Wednesday, September 06, 2006

Couric's Critics

So the critics have weighed in on Katie Couric's introductory broadcast... and the results are overwhelmingly negative or mixed.

According to a survey by the Project of Excellence in Journalism, 79 percent of the reviews, taken mostly from daily newspapers, were either mixed or mostly negative. Out of 43 columns and commentaries evaluating Couric's first broadcast, 20 were mixed, 14 negative and nine positive.

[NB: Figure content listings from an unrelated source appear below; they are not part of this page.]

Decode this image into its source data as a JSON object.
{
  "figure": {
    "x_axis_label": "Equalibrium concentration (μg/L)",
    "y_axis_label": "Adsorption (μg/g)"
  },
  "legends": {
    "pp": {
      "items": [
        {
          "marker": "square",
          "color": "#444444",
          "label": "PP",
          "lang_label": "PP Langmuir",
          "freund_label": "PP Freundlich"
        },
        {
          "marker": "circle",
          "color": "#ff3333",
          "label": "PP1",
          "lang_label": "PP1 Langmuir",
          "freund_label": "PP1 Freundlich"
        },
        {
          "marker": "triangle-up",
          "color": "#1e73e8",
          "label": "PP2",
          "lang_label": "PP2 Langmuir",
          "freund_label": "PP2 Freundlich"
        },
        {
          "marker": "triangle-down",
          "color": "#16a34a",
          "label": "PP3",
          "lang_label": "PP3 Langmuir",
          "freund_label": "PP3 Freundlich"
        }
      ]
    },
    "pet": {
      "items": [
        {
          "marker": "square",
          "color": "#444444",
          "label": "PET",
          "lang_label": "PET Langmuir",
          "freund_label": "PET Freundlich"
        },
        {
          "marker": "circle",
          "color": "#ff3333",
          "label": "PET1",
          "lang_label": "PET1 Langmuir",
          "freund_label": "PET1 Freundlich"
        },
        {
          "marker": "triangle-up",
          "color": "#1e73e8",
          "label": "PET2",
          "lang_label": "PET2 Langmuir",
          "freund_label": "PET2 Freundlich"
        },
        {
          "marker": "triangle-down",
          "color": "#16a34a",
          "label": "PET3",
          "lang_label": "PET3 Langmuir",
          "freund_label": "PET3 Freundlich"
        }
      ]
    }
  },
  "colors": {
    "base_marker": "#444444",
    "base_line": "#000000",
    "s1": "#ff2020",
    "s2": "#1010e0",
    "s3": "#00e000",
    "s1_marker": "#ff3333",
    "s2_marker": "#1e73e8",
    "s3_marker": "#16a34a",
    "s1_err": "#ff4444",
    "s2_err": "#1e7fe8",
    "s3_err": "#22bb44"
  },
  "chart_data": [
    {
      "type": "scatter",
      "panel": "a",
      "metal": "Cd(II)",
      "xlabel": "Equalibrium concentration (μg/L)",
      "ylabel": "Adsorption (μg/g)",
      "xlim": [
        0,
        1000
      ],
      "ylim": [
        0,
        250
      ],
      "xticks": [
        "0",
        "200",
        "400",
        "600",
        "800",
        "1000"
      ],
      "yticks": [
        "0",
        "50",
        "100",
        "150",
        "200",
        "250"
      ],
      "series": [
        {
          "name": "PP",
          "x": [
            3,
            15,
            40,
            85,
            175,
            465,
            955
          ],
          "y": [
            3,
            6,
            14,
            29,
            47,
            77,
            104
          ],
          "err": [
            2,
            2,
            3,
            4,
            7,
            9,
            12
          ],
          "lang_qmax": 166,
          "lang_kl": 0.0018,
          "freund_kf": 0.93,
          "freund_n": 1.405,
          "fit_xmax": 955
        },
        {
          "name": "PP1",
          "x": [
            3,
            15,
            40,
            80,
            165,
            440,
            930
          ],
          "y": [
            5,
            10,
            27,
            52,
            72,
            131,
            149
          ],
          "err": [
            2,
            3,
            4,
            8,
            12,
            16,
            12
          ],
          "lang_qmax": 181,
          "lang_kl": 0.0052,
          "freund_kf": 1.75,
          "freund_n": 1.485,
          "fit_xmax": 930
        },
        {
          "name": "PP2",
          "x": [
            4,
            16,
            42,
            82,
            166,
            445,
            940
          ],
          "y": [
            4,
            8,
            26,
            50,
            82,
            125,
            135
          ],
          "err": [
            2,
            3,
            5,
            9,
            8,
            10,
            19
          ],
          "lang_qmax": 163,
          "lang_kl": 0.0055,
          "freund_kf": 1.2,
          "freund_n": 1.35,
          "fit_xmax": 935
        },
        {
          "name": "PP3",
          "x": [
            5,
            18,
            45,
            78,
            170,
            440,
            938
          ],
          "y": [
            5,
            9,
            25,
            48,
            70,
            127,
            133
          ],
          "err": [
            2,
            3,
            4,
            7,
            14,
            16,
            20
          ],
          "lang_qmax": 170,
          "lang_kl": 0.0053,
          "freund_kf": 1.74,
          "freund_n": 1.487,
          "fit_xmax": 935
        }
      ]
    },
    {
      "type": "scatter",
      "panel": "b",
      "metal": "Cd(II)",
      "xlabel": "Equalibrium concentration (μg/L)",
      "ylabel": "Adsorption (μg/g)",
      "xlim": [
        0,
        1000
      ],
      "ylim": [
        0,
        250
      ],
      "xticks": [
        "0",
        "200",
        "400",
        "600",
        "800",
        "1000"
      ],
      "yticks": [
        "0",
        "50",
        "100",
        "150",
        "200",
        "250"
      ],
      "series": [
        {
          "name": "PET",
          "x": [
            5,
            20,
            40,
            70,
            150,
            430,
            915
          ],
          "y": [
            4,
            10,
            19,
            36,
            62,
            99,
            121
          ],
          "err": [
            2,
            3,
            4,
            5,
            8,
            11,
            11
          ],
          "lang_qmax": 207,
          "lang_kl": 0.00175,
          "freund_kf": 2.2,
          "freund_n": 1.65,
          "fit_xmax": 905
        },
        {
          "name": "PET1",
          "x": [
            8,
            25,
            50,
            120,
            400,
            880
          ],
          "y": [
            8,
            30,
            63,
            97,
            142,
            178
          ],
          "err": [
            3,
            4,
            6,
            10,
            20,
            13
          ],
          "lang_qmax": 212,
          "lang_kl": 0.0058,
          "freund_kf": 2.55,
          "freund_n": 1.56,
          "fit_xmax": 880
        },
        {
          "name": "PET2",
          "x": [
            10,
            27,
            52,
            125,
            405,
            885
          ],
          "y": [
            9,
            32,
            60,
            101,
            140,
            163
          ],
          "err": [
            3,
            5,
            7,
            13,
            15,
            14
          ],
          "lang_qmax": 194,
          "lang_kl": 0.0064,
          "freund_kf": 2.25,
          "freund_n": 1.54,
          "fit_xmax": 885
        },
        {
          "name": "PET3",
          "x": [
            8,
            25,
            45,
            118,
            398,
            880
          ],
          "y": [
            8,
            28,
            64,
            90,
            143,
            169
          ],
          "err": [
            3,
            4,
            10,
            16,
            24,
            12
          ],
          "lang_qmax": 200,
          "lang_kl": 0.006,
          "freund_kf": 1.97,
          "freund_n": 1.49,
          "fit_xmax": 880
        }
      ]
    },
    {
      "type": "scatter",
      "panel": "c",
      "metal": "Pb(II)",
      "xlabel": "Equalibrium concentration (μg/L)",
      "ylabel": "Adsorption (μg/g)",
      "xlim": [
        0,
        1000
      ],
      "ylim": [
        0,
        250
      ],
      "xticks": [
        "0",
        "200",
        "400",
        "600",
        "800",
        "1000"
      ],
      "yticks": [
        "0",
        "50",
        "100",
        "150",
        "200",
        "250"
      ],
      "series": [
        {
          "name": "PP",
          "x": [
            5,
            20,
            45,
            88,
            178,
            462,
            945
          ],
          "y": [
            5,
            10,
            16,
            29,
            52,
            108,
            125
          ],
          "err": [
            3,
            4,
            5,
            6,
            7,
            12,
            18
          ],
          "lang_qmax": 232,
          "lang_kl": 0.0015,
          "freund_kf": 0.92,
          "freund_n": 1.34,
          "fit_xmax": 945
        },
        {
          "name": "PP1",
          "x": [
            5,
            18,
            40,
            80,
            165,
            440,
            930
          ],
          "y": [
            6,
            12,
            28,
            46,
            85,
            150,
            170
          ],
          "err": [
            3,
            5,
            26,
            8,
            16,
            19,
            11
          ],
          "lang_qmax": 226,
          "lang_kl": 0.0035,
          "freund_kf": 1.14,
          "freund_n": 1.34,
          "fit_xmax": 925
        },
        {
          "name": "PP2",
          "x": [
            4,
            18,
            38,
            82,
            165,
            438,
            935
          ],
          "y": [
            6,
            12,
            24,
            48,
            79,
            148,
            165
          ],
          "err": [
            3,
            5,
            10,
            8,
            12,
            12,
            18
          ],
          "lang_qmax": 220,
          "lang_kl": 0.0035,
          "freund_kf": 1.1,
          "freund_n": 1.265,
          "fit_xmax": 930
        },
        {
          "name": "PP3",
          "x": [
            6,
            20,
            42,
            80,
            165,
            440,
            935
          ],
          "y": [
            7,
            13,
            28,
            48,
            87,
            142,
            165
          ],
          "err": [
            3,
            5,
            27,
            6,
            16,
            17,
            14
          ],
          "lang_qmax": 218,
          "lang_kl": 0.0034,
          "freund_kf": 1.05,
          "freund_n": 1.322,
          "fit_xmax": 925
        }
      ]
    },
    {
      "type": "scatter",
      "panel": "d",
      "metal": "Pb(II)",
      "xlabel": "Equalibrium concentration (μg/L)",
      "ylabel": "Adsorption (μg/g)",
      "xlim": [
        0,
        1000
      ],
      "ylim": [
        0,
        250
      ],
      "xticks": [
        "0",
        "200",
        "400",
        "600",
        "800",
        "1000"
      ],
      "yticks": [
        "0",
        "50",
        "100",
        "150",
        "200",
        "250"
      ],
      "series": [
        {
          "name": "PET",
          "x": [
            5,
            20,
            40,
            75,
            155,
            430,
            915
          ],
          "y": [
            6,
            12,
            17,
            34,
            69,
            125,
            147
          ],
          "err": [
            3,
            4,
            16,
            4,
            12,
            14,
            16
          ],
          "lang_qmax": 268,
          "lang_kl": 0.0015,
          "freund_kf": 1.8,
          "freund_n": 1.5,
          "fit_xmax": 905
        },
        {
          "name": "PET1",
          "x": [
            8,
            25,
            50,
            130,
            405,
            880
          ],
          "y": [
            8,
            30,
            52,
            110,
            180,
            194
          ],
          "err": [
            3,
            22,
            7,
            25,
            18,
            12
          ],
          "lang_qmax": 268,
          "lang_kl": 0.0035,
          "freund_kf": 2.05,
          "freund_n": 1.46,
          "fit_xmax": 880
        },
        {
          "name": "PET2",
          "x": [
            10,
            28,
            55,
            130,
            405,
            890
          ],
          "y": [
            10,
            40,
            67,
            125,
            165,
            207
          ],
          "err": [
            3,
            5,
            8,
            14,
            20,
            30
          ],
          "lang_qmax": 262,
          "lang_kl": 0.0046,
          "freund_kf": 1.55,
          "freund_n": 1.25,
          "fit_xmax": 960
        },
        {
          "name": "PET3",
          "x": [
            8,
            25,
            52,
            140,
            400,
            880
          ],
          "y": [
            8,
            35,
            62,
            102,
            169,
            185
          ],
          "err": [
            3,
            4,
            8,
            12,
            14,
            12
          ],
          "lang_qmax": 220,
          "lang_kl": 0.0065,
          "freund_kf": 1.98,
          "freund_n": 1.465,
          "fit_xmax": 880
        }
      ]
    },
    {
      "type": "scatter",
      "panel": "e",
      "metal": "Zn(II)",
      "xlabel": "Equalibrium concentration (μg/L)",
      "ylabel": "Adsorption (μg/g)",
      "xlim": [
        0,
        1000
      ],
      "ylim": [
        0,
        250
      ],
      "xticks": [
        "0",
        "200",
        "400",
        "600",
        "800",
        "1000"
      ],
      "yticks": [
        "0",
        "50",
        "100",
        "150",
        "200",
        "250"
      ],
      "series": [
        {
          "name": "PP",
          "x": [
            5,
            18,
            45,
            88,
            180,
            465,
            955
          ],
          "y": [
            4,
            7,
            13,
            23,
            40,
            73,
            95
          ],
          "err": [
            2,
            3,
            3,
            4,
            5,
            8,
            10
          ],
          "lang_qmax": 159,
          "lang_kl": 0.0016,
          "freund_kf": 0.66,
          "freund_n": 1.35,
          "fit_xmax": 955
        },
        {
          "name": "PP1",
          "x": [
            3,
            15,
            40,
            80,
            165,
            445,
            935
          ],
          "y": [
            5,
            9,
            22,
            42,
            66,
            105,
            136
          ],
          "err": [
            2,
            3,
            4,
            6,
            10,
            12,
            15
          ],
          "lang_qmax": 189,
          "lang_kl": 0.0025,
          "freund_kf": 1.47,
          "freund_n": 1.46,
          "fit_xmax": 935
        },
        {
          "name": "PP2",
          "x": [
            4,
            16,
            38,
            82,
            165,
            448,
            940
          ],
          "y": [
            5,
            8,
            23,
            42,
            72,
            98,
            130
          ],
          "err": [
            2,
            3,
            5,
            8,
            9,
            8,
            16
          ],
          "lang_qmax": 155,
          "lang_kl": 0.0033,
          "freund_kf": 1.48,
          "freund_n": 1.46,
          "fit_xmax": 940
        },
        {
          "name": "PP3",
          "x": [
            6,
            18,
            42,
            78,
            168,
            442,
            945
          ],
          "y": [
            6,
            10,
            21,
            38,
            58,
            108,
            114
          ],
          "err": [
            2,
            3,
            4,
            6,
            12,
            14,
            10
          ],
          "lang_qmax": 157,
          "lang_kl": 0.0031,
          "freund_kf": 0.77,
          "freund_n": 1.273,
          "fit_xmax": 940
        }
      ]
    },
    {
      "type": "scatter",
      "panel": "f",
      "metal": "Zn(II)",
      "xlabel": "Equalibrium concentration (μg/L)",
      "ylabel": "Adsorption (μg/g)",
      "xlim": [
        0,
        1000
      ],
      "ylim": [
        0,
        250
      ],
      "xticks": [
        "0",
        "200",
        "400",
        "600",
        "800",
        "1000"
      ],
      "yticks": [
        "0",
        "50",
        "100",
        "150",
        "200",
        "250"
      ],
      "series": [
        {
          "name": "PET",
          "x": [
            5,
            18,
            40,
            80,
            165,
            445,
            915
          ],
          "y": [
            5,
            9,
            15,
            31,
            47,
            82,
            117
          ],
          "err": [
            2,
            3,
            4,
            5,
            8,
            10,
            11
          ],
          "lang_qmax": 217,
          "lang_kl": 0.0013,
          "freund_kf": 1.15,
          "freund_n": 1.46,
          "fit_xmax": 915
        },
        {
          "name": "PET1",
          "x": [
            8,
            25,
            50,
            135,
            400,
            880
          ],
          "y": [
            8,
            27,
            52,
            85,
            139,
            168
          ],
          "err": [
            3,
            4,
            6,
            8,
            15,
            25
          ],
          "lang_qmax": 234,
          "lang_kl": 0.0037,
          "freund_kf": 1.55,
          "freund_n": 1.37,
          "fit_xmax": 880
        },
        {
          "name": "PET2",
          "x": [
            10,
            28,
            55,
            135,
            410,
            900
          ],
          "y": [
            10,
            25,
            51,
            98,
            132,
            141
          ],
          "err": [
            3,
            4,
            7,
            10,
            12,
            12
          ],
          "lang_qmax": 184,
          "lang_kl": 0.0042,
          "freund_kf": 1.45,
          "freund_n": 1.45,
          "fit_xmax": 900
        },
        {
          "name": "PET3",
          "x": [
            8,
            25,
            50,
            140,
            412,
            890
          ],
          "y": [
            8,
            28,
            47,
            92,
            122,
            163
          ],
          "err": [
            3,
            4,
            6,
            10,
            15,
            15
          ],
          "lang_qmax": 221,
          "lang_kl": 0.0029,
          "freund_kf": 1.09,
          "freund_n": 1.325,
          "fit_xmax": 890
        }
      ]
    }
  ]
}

"After an unprecedented buildup, the early verdict is in. A sampling of the nation’s television critics and online commentators finds that there is more criticism than praise - and more mixed reviews than anything - for Katie Couric’s feverishly anticipated debut as anchor of the “CBS Evening News” yesterday.
...

In fairness to Couric, a good deal of the criticism was aimed less at her and more at the content – or lack thereof – in a program that included pictures of Tom Cruise’s and Katie Holmes’s baby daughter Suri and a segment in which filmmaker Morgan Spurlock railed against political polarization while using Hulk Hogan video to make his point.(On a more superficial note, Couric’s wardrobe, a white blazer over a black skirt and top, also attracted its share of comment.)

The Philadelphia Inquirer’s Jonathan Storm wrote that “her presence actually gave weight to a blab-filled report that threatened to float away on a cloud of tepid air.”Writing for the online publication Salon, Heather Havrilesky asserted that “the broadcast hit its low point when Couric gushed over the first published pictures of Suri Cruise” and accused the new anchor of “sounding far more like Mary Hart than Tom Brokaw.”

Summing up the general sense among reviewers that Couric herself provided no particularly memorable or distinctive moments, Robert Bianco of USA Today ventured that “It’s hard to see how anything she did on the newscast could possibly have earned a strong reaction either way.” The Boston Globe’s Joanna Weiss echoed those sentiments, declaring the newscast to be largely “competent and safe.”

In a bad sign for network, the name of CBS news icon Edward Murrow – whose signature signoff was used to help close Couric’s first show – was invoked in some unflattering reviews. The Washington Post’s Tom Shales wrote that “Some people will say that including the image of Murrow on such a frothy, funsy broadcast as the Couric premier was sacrilege, and that Murrow is spinning in his grave.” Added Matt Zoller Seitz of the Newark Star-Ledger: “Now would normally be the time to evoke the ghost of Edward R. Murrow, but I won’t. He’s suffered enough.”